Dediğim gibi şanslıydım, İstanbul-New York uçuşum, Delta’nın "business"ında zamanın nasıl geçtiğini anlamadan büyük bir keyifle geçti. New York-Las Vegas uçuşunda da "business"a terfi edenler arasındaydım. Delta’nın platin üyelerine ABD iç hatlarında uyguladığı ayrıcalık sayesinde oldu bu terfi de. Platin yolcular, ABD iç hat uçuşlarında "business"ta yer olduğu sürece otomatik olarak terfi ettiriliyorlar. Ne mil harcıyorsunuz, ne bir ekstra ücret. Terfi ettirilmeniz için business’ta boş koltuk olması yeterli.

Benden iki gün sonra yine Delta ile uçan Cem Soysal da, sorunsuz bir aktarmayla, rahat geçen iki uçuşun ardından Las Vegas’a geldi.

THY ile uçanlar ise bizim kadar şanslı değildi. Uçaktaki servisten THY ile uçan ekip de fazlasıyla memnundu.
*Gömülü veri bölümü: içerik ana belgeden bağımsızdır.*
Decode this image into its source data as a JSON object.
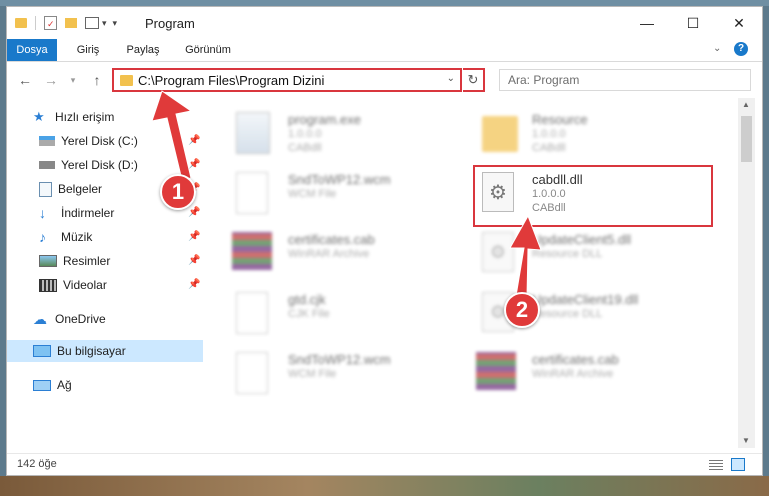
{
  "window": {
    "title": "Program"
  },
  "ribbon": {
    "tabs": [
      "Dosya",
      "Giriş",
      "Paylaş",
      "Görünüm"
    ]
  },
  "address": {
    "path": "C:\\Program Files\\Program Dizini"
  },
  "search": {
    "placeholder": "Ara: Program"
  },
  "nav": {
    "items": [
      {
        "label": "Hızlı erişim"
      },
      {
        "label": "Yerel Disk (C:)"
      },
      {
        "label": "Yerel Disk (D:)"
      },
      {
        "label": "Belgeler"
      },
      {
        "label": "İndirmeler"
      },
      {
        "label": "Müzik"
      },
      {
        "label": "Resimler"
      },
      {
        "label": "Videolar"
      },
      {
        "label": "OneDrive"
      },
      {
        "label": "Bu bilgisayar"
      },
      {
        "label": "Ağ"
      }
    ]
  },
  "files": [
    {
      "name": "program.exe",
      "line2": "1.0.0.0",
      "line3": "CABdll"
    },
    {
      "name": "Resource",
      "line2": "1.0.0.0",
      "line3": "CABdll"
    },
    {
      "name": "SndToWP12.wcm",
      "line2": "WCM File",
      "line3": ""
    },
    {
      "name": "cabdll.dll",
      "line2": "1.0.0.0",
      "line3": "CABdll"
    },
    {
      "name": "certificates.cab",
      "line2": "WinRAR Archive",
      "line3": ""
    },
    {
      "name": "UpdateClient5.dll",
      "line2": "Resource DLL",
      "line3": ""
    },
    {
      "name": "gtd.cjk",
      "line2": "CJK File",
      "line3": ""
    },
    {
      "name": "UpdateClient19.dll",
      "line2": "Resource DLL",
      "line3": ""
    },
    {
      "name": "SndToWP12.wcm",
      "line2": "WCM File",
      "line3": ""
    },
    {
      "name": "certificates.cab",
      "line2": "WinRAR Archive",
      "line3": ""
    }
  ],
  "status": {
    "item_count": "142 öğe"
  },
  "annotations": {
    "step1": "1",
    "step2": "2"
  },
  "colors": {
    "accent": "#1979ca",
    "highlight": "#d9363e",
    "selected_nav": "#cce8ff"
  }
}
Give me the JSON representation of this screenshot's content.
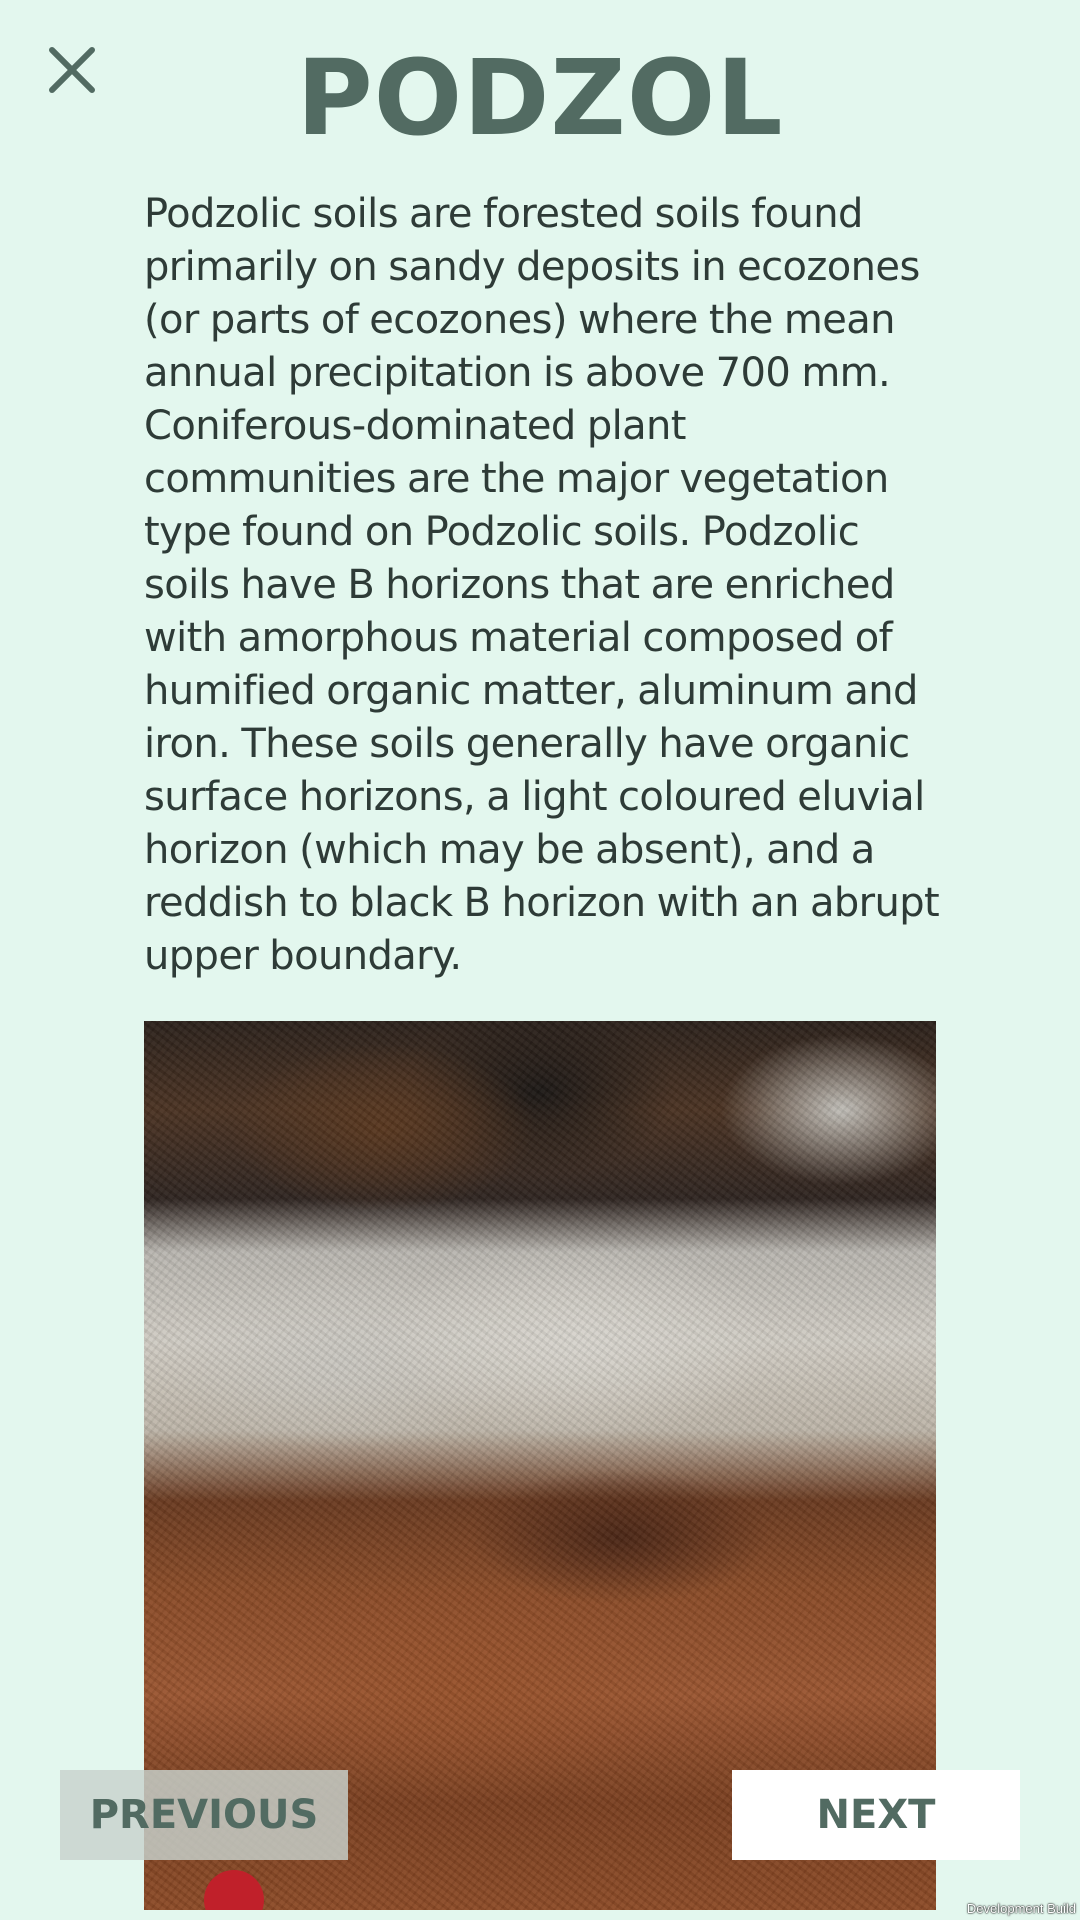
{
  "header": {
    "title": "PODZOL",
    "close_icon": "close-icon"
  },
  "main": {
    "description": "Podzolic soils are forested soils found primarily on sandy deposits in ecozones (or parts of ecozones) where the mean annual precipitation is above 700 mm. Coniferous-dominated plant communities are the major vegetation type found on Podzolic soils. Podzolic soils have B horizons that are enriched with amorphous material composed of humified organic matter, aluminum and iron. These soils generally have organic surface horizons, a light coloured eluvial horizon (which may be absent), and a reddish to black B horizon with an abrupt upper boundary."
  },
  "navigation": {
    "previous_label": "PREVIOUS",
    "next_label": "NEXT"
  },
  "footer": {
    "build_label": "Development Build"
  },
  "colors": {
    "background": "#e3f7ee",
    "title": "#526b62",
    "text": "#2e3b37",
    "next_button_bg": "#ffffff",
    "previous_button_bg": "#c8d2cd"
  }
}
Ancak onları New York’da kötü bir sürpriz bekliyordu.

Rahat bir yolculuğun ardından New York’a vardıklarında, Las Vegas’a aktarma yapacakları US Air uçuşlarının iptal edildiğini gördüler. İşin kötüsü açıkta kalan THY müşterileriyle ilgilenen, sorunlarına çare bulmaya çalışan tek bir görevli bile ortalıkta yoktu.

Siyami Kahyaoğlu biraz daha şanslıydı. Phoenix üzerinden aktarmalı bir uçakla Las Vegas’a ertesi gün öğlen varmayı başardı. Murat Yağcı ise New York’ta gecelemek zorunda kaldı. Las Vegas’a ancak ertesi gün gece yarısı varabildi.

Bilgi ver canımı al

THY ile Delta’yı birbirinden ayıran müşteri memnuniyeti yaklaşımlarının ardındaki zihniyet farkının açıklayıcı bir örneğine Las Vegas’ta bir başka toplu taşıma sisteminde tanık oldum.
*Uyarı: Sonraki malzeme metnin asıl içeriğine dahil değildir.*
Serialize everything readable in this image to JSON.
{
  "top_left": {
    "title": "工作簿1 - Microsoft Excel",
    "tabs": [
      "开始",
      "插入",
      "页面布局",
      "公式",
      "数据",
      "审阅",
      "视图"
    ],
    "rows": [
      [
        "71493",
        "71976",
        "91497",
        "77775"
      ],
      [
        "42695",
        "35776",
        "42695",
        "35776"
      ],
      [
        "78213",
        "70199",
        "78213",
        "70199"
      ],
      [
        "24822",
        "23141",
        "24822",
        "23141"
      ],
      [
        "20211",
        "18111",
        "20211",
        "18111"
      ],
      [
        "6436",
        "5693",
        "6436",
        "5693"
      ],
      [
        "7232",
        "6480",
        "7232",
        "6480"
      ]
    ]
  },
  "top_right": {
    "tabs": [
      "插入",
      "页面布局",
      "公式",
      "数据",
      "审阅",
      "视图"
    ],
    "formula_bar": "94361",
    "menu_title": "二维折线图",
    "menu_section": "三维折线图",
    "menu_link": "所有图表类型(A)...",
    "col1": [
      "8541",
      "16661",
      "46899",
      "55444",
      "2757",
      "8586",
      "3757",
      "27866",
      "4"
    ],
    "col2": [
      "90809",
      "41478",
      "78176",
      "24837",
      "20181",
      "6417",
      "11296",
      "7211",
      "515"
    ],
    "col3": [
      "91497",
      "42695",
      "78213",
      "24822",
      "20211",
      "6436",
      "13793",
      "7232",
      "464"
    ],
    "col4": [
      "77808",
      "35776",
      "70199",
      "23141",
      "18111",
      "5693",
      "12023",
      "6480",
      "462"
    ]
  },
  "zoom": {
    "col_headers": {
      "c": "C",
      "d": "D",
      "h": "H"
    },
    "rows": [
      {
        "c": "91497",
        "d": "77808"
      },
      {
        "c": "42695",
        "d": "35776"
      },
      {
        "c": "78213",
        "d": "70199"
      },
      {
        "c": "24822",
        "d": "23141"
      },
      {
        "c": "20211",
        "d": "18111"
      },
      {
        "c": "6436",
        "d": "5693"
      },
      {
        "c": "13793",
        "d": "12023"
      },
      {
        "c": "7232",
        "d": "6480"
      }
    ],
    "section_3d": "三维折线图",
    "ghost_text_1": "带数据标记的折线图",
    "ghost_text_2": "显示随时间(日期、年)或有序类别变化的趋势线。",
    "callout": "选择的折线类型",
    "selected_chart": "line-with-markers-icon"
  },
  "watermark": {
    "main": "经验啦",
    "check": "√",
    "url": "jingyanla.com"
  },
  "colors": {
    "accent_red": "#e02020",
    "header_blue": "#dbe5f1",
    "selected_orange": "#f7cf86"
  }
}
Las Vegas’ta tüm büyük oteller, "Strip" adı verilen yaklaşık 10 km’lik bir caddenin iki yanında sıralanıyor.

Bu oteller ve Las Vegas Fuar Merkezi arasındaki toplu ulaşım "monorail" isimli havadan giden trenlerle sağlanıyor.

Ali Esad Göksel ve Cem Soysal’la fuarın ilk günü monoray istasyonuna geldik, otomatlardan biletlerimizi aldık.

Turnikelere gelince küçük bir kalabalıkla karşılaştık. Görevli kimsenin geçmesine izin vermiyor, herkesi bekletiyordu.

Kuşkusuz üçümüz de hemen "neden" diye düşündük ama daha bunu dile getirip birbirimizle paylaşmamıza fırsat kalmadan, görevli öne çıktı, herkesten üç sıra yapmasını istedi. Kalabalık birkaç saniye içinde jilet gibi düzgün üç sıra haline geldi.

Görevli yüksek sesle açıklamaya başladı.

Bekleme platformunda aynı anda en fazla 40 kişi olmasına izin varmış. On dakikada bir geçen tren gelip platform boşaldığında, turnikelerden bir 40 kişinin daha geçmesine izin veriyorlarmış.

Her istasyonda, herkesin geçmesine bir anda izin verseler, tren daha ilk istasyondan dolar, sonraki istasyonlardan kimse binemezmiş.

Bu kadar iyi kurulmuş bir sistem, bu kadar açıklıkla izah edilince kimse homurdanmadı. Bilgi aktarımı sayesinde, uygulamanın mantığını anlayan herkes strese girmeden, huzursuz olmadan beklemeye başladı.

Bilgi Çağı’nda müşteri memnuniyetinin temeli de bilgiye dayanıyor. Sıkıntılı zamanlarda müşterilerini bilgilendirebilen şirketler, daha yüksek müşteri memnuniyeti sağlıyor.